Sabbatini da primato: alle Olimpiadi grazie alla moglie-caddie, conquista l’argento – Argento vivo per Sabbatini, 45enne nato a Durban (Sudafrica) e secondo nel 2007 al The Masters. Il sogno Olimpiadi Sabbatini lo ha rincorso a lungo ed è riuscito a coronarlo anche grazie a un cambio di cittadinanza arrivato nel 2019. Con passaporto slovacco (il paese d’origine della seconda moglie, Martina Stofanikova, oltre che del figliastro), è stato protagonista di una rimonta show nel round finale dove ha guadagnato quindici posizioni. Con Sabbatini che, con un parziale di 61 (-10) colpi ha firmato il nuovo record in un giro alle Olimpiadi siglando anche il primato del percorso. In bacheca per lui sei titoli sul massimo circuito americano (l’ultimo dei quali nel 2011 all’Honda Classic) e un argento da condividere con la moglie-caddie (con lui in Giappone), che è anche la cugina del vicepresidente della Slovak Golf Association.

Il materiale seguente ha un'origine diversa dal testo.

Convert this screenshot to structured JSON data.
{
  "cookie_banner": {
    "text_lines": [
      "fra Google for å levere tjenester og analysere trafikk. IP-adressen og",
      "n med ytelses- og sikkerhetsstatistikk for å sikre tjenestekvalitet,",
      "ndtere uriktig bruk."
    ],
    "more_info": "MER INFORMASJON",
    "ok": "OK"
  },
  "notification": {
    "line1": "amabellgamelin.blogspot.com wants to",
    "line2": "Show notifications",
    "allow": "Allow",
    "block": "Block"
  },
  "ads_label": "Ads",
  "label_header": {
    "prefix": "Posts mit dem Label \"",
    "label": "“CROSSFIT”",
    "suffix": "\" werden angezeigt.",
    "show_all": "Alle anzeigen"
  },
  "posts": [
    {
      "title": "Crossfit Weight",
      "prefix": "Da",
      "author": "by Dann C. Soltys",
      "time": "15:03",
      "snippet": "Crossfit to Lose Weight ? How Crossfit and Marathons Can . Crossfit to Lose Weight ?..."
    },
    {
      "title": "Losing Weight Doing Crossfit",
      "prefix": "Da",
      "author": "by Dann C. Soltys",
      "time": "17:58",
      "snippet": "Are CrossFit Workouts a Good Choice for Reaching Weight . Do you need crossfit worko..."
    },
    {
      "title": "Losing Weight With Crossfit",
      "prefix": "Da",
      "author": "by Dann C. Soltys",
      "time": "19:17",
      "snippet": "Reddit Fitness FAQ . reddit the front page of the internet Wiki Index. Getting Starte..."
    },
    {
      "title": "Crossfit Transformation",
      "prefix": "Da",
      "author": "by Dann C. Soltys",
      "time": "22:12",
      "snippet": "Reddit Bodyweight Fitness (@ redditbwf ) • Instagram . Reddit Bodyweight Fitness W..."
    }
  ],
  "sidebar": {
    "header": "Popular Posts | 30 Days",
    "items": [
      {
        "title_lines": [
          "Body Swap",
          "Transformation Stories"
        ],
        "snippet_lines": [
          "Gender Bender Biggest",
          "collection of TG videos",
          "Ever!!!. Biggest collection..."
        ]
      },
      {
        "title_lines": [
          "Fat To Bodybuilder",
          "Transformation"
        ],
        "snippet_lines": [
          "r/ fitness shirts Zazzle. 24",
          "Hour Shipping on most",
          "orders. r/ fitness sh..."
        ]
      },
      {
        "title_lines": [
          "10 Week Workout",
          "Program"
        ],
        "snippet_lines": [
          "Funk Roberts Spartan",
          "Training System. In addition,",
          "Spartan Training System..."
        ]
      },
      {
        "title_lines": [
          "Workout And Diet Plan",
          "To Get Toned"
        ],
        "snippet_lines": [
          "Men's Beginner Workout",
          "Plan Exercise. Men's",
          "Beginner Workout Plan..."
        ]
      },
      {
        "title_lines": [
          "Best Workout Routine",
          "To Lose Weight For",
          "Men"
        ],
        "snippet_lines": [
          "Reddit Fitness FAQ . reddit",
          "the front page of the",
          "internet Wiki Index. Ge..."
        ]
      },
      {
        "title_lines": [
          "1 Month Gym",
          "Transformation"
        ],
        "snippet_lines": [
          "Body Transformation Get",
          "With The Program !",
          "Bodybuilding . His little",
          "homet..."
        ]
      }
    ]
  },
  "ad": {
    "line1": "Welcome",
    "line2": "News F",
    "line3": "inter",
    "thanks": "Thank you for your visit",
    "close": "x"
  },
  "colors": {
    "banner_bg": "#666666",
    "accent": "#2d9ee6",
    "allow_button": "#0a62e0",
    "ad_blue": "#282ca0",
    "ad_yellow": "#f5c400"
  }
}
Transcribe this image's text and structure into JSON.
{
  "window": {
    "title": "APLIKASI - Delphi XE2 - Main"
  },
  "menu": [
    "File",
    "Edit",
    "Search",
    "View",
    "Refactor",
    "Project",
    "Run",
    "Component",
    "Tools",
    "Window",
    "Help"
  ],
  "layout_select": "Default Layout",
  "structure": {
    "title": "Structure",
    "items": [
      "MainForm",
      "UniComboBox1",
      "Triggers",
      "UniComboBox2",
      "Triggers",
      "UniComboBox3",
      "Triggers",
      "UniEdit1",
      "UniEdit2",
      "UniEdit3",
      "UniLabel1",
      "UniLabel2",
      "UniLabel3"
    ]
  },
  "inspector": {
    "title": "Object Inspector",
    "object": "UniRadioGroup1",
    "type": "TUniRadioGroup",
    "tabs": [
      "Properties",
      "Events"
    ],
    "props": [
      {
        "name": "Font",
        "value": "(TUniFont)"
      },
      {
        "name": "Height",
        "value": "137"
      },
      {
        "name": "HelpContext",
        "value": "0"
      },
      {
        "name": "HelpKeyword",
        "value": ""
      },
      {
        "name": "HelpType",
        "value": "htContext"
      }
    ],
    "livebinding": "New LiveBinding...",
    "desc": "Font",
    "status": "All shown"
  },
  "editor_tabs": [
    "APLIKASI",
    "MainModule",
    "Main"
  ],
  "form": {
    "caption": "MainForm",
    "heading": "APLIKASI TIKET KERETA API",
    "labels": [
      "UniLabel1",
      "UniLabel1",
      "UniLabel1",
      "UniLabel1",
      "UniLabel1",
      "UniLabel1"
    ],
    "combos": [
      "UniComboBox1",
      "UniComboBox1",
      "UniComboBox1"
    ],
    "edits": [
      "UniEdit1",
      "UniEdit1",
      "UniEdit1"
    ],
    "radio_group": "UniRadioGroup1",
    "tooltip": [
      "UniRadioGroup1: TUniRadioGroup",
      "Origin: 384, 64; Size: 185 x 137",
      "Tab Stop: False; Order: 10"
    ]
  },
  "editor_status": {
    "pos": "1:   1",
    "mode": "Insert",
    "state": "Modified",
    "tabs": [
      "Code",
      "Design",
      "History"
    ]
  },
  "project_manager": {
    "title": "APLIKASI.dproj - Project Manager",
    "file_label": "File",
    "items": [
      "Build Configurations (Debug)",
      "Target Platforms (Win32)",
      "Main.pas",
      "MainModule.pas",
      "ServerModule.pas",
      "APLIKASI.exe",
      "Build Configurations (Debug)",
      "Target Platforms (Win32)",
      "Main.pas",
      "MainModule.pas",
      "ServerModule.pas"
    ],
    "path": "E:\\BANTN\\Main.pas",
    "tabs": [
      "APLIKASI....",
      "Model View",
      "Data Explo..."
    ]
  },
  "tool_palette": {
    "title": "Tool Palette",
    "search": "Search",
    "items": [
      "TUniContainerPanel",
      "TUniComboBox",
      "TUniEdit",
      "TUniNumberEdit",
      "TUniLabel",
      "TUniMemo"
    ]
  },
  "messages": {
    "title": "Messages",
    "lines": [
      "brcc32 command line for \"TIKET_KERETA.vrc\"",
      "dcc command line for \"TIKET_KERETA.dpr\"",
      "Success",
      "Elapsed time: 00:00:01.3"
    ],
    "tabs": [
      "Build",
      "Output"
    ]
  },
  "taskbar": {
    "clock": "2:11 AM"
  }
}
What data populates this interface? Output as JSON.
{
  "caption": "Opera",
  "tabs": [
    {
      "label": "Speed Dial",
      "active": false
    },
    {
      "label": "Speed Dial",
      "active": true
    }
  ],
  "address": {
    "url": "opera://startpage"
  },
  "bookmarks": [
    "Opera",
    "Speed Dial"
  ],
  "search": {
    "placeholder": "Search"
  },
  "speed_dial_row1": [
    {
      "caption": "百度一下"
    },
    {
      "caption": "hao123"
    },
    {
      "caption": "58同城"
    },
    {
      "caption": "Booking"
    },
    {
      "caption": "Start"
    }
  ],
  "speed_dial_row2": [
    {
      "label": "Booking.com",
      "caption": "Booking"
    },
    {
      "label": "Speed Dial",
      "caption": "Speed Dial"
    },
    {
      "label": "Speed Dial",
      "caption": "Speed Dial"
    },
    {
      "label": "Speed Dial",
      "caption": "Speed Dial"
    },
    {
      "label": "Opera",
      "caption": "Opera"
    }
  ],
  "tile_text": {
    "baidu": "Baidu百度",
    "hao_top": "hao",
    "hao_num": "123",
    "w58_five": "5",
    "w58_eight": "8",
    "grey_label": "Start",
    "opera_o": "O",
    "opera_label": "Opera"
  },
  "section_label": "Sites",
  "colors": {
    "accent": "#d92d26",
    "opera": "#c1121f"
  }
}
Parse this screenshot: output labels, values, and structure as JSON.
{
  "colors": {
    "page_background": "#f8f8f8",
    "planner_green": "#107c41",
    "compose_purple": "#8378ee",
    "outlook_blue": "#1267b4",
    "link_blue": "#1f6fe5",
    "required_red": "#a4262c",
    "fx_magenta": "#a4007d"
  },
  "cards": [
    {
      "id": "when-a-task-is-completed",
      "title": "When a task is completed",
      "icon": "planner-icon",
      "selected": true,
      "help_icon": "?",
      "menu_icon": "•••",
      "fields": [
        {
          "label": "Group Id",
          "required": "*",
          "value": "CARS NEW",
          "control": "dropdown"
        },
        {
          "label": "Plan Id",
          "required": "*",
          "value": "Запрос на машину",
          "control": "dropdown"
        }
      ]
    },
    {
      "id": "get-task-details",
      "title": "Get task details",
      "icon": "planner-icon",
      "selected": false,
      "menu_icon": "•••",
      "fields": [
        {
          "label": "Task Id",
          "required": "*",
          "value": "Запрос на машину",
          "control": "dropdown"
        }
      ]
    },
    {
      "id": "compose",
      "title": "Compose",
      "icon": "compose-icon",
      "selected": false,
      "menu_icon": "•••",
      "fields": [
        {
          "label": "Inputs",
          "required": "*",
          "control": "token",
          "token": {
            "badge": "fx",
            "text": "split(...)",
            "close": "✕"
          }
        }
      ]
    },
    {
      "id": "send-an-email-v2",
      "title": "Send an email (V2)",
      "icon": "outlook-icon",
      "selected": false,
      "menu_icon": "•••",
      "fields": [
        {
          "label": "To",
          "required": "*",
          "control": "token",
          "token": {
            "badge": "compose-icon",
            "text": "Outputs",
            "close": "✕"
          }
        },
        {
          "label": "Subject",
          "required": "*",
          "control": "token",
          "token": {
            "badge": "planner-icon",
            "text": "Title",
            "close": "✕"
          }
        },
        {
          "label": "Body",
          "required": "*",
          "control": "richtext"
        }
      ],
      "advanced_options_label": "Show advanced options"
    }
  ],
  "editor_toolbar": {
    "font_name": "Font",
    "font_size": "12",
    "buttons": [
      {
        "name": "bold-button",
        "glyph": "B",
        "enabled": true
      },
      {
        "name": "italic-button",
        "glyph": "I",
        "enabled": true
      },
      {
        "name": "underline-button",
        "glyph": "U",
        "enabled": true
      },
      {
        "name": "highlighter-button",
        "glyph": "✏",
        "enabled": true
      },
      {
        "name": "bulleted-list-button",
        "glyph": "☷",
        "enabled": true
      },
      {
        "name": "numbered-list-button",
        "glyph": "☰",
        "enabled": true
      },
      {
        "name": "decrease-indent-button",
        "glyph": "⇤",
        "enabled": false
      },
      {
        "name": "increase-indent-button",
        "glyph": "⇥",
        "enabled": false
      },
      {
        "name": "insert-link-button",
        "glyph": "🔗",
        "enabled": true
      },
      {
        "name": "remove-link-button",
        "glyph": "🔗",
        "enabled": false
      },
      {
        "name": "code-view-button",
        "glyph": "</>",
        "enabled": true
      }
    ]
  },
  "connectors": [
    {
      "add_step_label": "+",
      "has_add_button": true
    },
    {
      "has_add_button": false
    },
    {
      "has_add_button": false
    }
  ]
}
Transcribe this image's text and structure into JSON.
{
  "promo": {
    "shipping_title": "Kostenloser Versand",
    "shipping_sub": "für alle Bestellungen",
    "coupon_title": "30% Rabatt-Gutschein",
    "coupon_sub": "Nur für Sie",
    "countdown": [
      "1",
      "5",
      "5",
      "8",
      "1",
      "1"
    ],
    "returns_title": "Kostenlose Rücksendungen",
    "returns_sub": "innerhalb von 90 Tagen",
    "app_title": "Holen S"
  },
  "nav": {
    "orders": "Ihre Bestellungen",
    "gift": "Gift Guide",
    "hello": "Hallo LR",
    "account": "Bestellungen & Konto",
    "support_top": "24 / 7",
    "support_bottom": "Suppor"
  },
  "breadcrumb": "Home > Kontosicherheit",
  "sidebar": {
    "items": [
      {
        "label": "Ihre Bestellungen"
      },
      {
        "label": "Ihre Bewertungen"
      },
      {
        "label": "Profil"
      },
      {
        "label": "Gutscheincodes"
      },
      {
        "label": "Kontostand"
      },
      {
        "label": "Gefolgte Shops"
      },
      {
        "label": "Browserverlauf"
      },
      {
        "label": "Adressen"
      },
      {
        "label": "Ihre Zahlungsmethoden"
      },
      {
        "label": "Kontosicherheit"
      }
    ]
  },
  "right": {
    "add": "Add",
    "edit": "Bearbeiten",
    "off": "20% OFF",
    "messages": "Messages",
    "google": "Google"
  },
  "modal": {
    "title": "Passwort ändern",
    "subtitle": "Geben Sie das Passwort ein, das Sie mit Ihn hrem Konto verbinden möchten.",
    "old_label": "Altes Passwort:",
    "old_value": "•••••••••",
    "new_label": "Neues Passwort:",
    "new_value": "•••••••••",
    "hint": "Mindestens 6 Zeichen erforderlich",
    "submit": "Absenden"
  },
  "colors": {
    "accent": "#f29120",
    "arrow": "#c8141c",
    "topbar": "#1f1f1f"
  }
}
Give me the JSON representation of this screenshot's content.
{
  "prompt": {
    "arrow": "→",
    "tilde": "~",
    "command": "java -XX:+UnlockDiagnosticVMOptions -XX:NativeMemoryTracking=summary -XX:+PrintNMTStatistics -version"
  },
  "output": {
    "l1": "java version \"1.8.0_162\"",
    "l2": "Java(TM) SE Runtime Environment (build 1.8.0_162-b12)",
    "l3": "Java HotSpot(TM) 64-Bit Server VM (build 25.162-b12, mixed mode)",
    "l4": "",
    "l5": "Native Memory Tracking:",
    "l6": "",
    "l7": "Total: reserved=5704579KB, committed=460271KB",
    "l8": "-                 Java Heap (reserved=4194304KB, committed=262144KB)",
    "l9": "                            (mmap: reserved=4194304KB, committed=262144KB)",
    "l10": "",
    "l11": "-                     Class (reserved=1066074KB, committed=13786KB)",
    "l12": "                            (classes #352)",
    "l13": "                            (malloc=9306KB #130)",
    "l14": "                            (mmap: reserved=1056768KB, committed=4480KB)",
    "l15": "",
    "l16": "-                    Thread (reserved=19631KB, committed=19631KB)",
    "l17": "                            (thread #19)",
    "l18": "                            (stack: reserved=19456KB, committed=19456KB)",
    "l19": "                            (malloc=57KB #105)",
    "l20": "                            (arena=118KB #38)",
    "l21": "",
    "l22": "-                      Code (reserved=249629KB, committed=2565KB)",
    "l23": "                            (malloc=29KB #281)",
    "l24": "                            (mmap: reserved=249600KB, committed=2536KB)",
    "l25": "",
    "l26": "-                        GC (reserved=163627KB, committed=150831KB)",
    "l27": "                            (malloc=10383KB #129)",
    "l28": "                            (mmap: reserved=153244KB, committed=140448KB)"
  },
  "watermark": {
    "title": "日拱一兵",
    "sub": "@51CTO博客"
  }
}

Il bronzo va al sorprendente Pan Cheng-tsung – Con un par alla quarta buca di spareggio Pan Cheng-tsung approfitta di un bogey di Morikawa e sale sul terzo gradino del podio. Ventinovenne nato nella contea di Miaoli (Taipei Cinese), con un solo titolo sul PGA Tour (nel 2019 all’RBC Heritage) e un ultimo giro in 63 (-8), s’è prima conquistato la possibilità di giocare il play-off (impensabile dopo il primo round chiuso al 58/o posto) salvo poi superare diversi big mondiali. In uno spareggio che ha visto protagonisti 7 concorrenti, sono usciti subito di scena il giapponese Hideki Matsuyama (dopo il trionfo al The Masters per il nipponico è svanito il sogno di conquistare il sogno di una medaglia in casa) e Paul Casey (Gran Bretagna), 4/i come il cileno Mito Pereira, il colombiano Sebastian Munoz, McIlroy (nordirlandese che ha gareggiato per l’Irlanda) e Morikawa, l’ultimo ad arrendersi e sfortunato nel finale per via di un terzo colpo che s’è infossato nel bunker.